Beside the seaside: Alan Titchmarsh on creating a coastal garden – Express.co.uk
Many people daydream of retiring to the coast, but maritime conditions make for difficult gardening due to salt spray, mini sandstorms and winter gales. Brush up with my beach-garden guide, however, and you can create a seaside paradise that will weather all seasons.
Assess the local conditions
Conditions vary all round the coast; the climate can be very mild in parts of coastal West Sussex and the Isle of Wight, Cornwall and southern Ireland and the west of Scotland where the Gulf Stream stops temperatures falling too low, allowing relatively exotic plants to grow. However, some parts of the coast (eg Lancashire) are notoriously exposed, cold and windy, so only the most rugged plants will survive. Visit local gardens to see what grows well and how owners cope with conditions – or not – and learn from other people’s mistakes.
A seaside design
Don’t try to create a normal garden – conventional lawns, annuals, roses and perennials don’t do well in seaside conditions and neither do fruit and veg. Instead, make the most of the unique features of a coastal landscape and incorporate them into your plot, to create a garden that sits well in its setting and won’t make much work.
Use typical seaside props such as rope and other nautical pieces; driftwood, flotsam and jetsam found on the beach, plus sand, shingle and smooth pebbles (which you absolutely must not take from the beach but buy from builders’ merchants – and use horticultural sand, not building sand).
Source seaside-proof plants from local garden centres and group them in threes to look natural. Go for either a natural, seaside-landscape style or a contemporary garden based on seaside features.
Make an outer boundary that withstands wind and filters out sand and salt. A hedge of Cupressus macrocarpa or Escallonia macrantha is effective. To enjoy sea views, cut out occasional “portholes” or interrupt sections of hedge with groups of tamarisk or black pine (Pinus nigra maritima) with bare trunks so you can see under the canopy of leaves.
For a more open outlook, make an irregular Robinson Crusoe-style “fence” from broken bits of driftwood along the rear of the garden with hedges pruned to look as if they are naturally sculpted by the wind along the sides for privacy and shelter.

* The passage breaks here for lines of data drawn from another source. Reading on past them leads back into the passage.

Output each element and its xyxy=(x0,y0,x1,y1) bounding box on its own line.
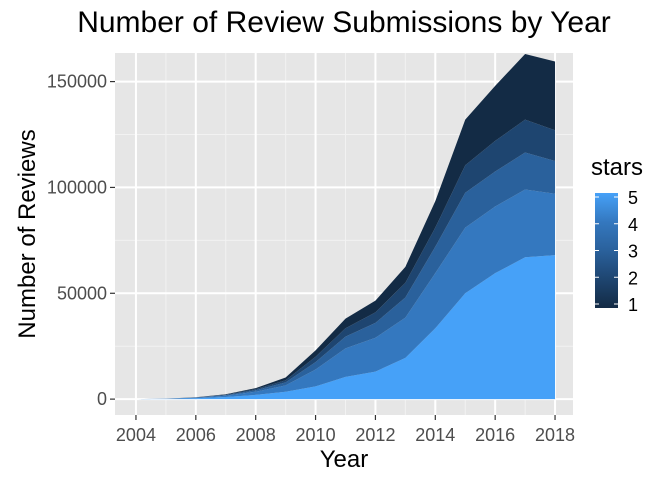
x-tick-label: 2012 xyxy=(355,425,395,445)
x-tick-label: 2010 xyxy=(296,425,336,445)
area-series-3-stars xyxy=(135,152,556,400)
x-axis: 2004 2006 2008 2010 2012 2014 2016 2018 xyxy=(116,415,575,445)
legend-title: stars xyxy=(591,154,643,181)
x-tick-label: 2008 xyxy=(236,425,276,445)
area-series-5-stars xyxy=(135,255,556,400)
x-tick-label: 2018 xyxy=(535,425,575,445)
x-tick-label: 2014 xyxy=(415,425,455,445)
legend-ticks: 5 4 3 2 1 xyxy=(595,188,638,315)
legend-label-4: 4 xyxy=(628,215,638,235)
y-axis: 0 50000 100000 150000 xyxy=(47,72,115,409)
legend-label-3: 3 xyxy=(628,242,638,262)
legend-label-5: 5 xyxy=(628,188,638,208)
area-series-2-stars xyxy=(135,119,556,400)
y-tick-label: 150000 xyxy=(47,72,107,92)
x-tick-label: 2016 xyxy=(475,425,515,445)
legend-label-1: 1 xyxy=(628,295,638,315)
area-series-group xyxy=(135,54,556,400)
legend: stars 5 4 3 2 1 xyxy=(591,154,643,315)
legend-colorbar xyxy=(595,193,618,308)
x-axis-title: Year xyxy=(320,446,369,473)
y-tick-label: 0 xyxy=(97,389,107,409)
legend-label-2: 2 xyxy=(628,268,638,288)
y-tick-label: 100000 xyxy=(47,177,107,197)
y-tick-label: 50000 xyxy=(57,283,107,303)
x-tick-label: 2004 xyxy=(116,425,156,445)
area-series-1-stars xyxy=(135,54,556,400)
x-tick-label: 2006 xyxy=(176,425,216,445)
area-series-4-stars xyxy=(135,189,556,400)
chart-title: Number of Review Submissions by Year xyxy=(77,6,611,39)
y-axis-title: Number of Reviews xyxy=(14,129,41,338)
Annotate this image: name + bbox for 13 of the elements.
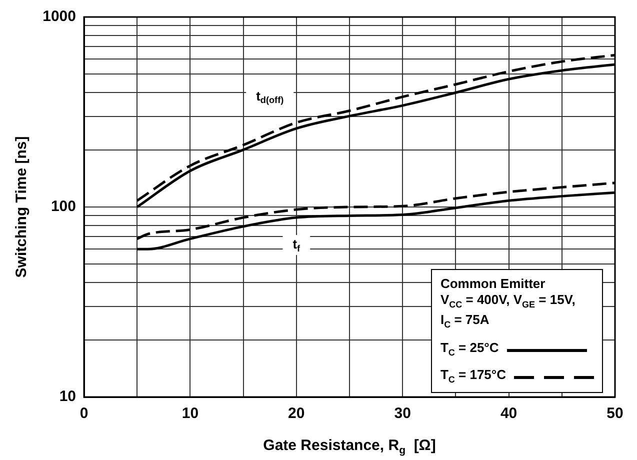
x-tick-label: 20 (288, 405, 305, 422)
x-tick-label: 50 (606, 405, 624, 422)
x-tick-label: 10 (182, 405, 199, 422)
y-tick-label: 10 (59, 388, 76, 406)
legend-label: T$_{C}$ = 175°C (440, 367, 506, 387)
x-tick-label: 40 (500, 405, 518, 422)
y-tick-label: 1000 (42, 8, 76, 26)
text: Common Emitter V$_{CC}$ = 400V, V$_{GE}$ = 15V, I$_{C}$ = 75A (440, 276, 576, 330)
x-tick-label: 30 (394, 405, 411, 422)
legend-label: T$_{C}$ = 25°C (440, 340, 499, 360)
x-tick-label: 0 (80, 405, 88, 422)
y-tick-label: 100 (50, 198, 76, 216)
y-axis-title: Switching Time [ns] (13, 136, 30, 278)
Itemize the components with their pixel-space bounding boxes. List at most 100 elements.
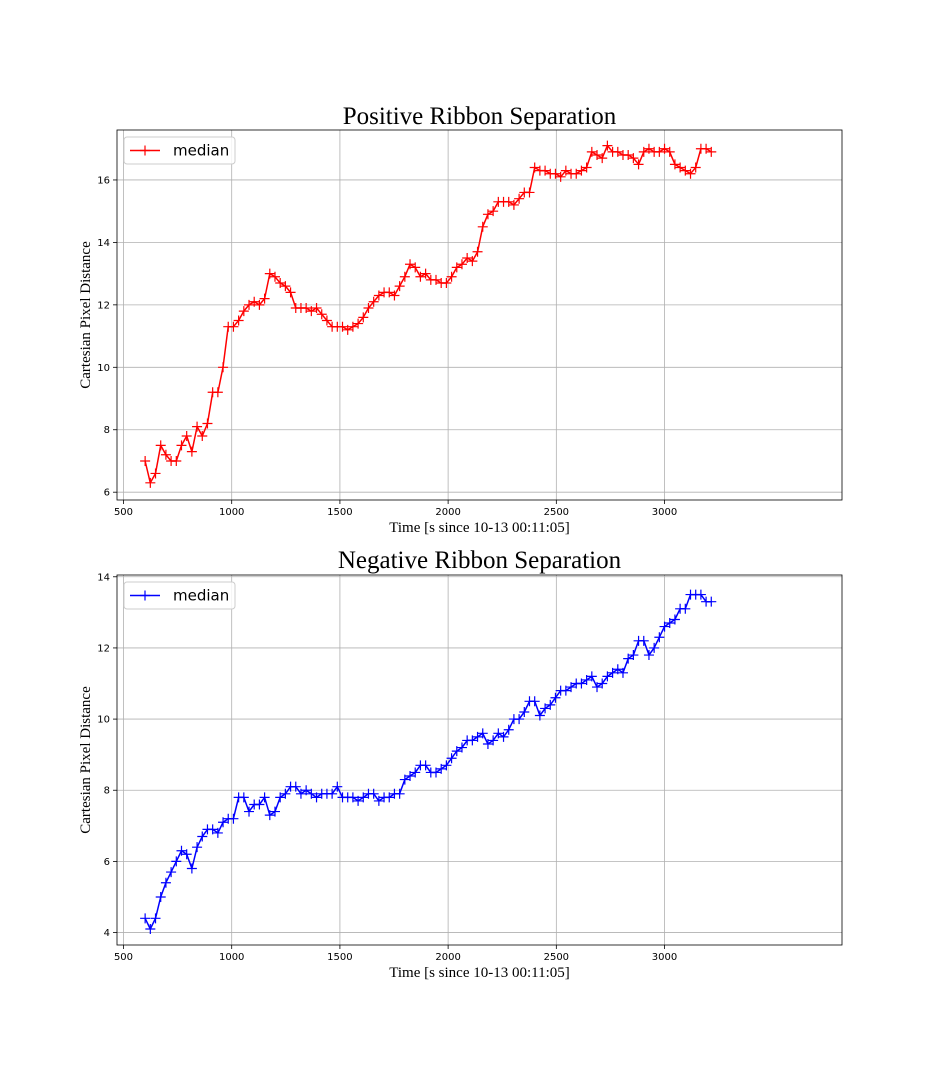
- data-point: [654, 632, 665, 643]
- data-point: [431, 767, 441, 778]
- data-point: [405, 259, 416, 270]
- data-point: [160, 877, 171, 888]
- x-tick-label: 1000: [219, 952, 244, 963]
- data-point: [529, 162, 540, 173]
- data-point: [456, 742, 467, 753]
- y-tick-label: 6: [104, 488, 110, 499]
- data-point: [306, 306, 317, 317]
- data-point: [218, 362, 229, 373]
- data-point: [290, 781, 301, 792]
- data-point: [560, 685, 571, 696]
- chart-2: 500 1000 1500 2000 2500 3000 4 6 8 10 12 14 median Ne…: [78, 547, 843, 981]
- data-point: [623, 149, 634, 160]
- x-tick-label: 1500: [327, 507, 352, 518]
- y-tick-label: 16: [97, 175, 110, 186]
- data-point: [192, 842, 203, 853]
- data-point: [441, 277, 452, 288]
- x-axis-label: Time [s since 10-13 00:11:05]: [389, 965, 570, 981]
- data-point: [327, 788, 338, 799]
- x-tick-label: 3000: [652, 507, 677, 518]
- data-point: [275, 792, 286, 803]
- data-point: [192, 421, 203, 432]
- data-point: [389, 290, 400, 301]
- data-point: [280, 788, 291, 799]
- data-point: [160, 449, 171, 460]
- data-point: [311, 792, 322, 803]
- data-point: [155, 891, 166, 902]
- data-point: [186, 863, 197, 874]
- data-point: [508, 199, 519, 210]
- data-point: [451, 262, 462, 273]
- data-point: [472, 246, 483, 257]
- x-tick-label: 2000: [435, 952, 460, 963]
- y-tick-label: 4: [104, 928, 110, 939]
- data-point: [643, 650, 654, 661]
- data-point: [597, 153, 608, 164]
- data-point: [358, 312, 369, 323]
- data-point: [410, 262, 421, 273]
- data-point: [555, 171, 566, 182]
- legend-marker: [140, 145, 150, 156]
- data-point: [529, 696, 540, 707]
- data-point: [550, 168, 561, 179]
- y-tick-label: 12: [97, 643, 110, 654]
- y-tick-label: 12: [97, 300, 110, 311]
- data-point: [685, 168, 696, 179]
- data-point: [638, 635, 649, 646]
- data-point: [560, 165, 571, 176]
- data-point: [503, 724, 514, 735]
- data-point: [301, 302, 312, 313]
- data-point: [477, 728, 488, 739]
- data-point: [259, 293, 270, 304]
- data-point: [456, 259, 467, 270]
- data-point: [550, 692, 561, 703]
- data-point: [145, 477, 156, 488]
- chart-title: Positive Ribbon Separation: [343, 103, 617, 130]
- x-tick-label: 2500: [544, 952, 569, 963]
- chart-1: 500 1000 1500 2000 2500 3000 6 8 10 12 14 16 median P…: [78, 103, 843, 536]
- data-point: [659, 143, 670, 154]
- data-point: [602, 671, 613, 682]
- data-point: [373, 795, 384, 806]
- data-point: [280, 281, 291, 292]
- plot-frame: [116, 574, 843, 946]
- data-point: [212, 827, 223, 838]
- y-tick-label: 8: [104, 786, 110, 797]
- data-point: [394, 281, 405, 292]
- data-point: [436, 763, 447, 774]
- data-point: [306, 788, 317, 799]
- data-point: [285, 287, 296, 298]
- data-point: [680, 603, 691, 614]
- data-point: [207, 824, 218, 835]
- data-point: [238, 792, 249, 803]
- data-point: [514, 714, 525, 725]
- data-point: [264, 268, 275, 279]
- data-point: [218, 817, 229, 828]
- data-point: [186, 446, 197, 457]
- y-tick-label: 14: [97, 238, 110, 249]
- data-point: [171, 455, 182, 466]
- x-tick-label: 2500: [544, 507, 569, 518]
- data-point: [233, 315, 244, 326]
- data-point: [410, 767, 421, 778]
- data-point: [612, 664, 623, 675]
- x-tick-label: 3000: [652, 952, 677, 963]
- chart-title: Negative Ribbon Separation: [338, 547, 622, 574]
- data-point: [649, 642, 660, 653]
- y-tick-label: 14: [97, 572, 110, 583]
- series-line-median: [144, 593, 712, 930]
- data-point: [405, 771, 416, 782]
- x-tick-label: 2000: [435, 507, 460, 518]
- data-point: [586, 671, 597, 682]
- legend-box: [123, 136, 236, 165]
- data-point: [488, 206, 499, 217]
- data-point: [540, 165, 551, 176]
- data-point: [140, 455, 151, 466]
- data-point: [337, 321, 348, 332]
- legend-label: median: [173, 587, 229, 605]
- data-point: [659, 621, 670, 632]
- data-point: [244, 806, 255, 817]
- data-point: [332, 781, 343, 792]
- data-point: [462, 253, 473, 264]
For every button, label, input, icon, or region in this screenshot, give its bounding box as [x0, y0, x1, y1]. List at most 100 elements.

Make a sheltered area for sunbathing and meals outdoors; use toughened glass screens to protect you from the wind, so you enjoy the suntrap effect. Or turn a summerhouse or a shed into a beach hut by adding a small porch and some decking; put shingles on the roof and shutters on windows.
Avoid a lawn in favour of sand, shingle and drifts of pebbles interrupted by patches of low-ground covering and seaside-proof plants, with nautical ornaments, such as a length of jetty or breakwater, a wicker lobster pot or a coiled anchor chain.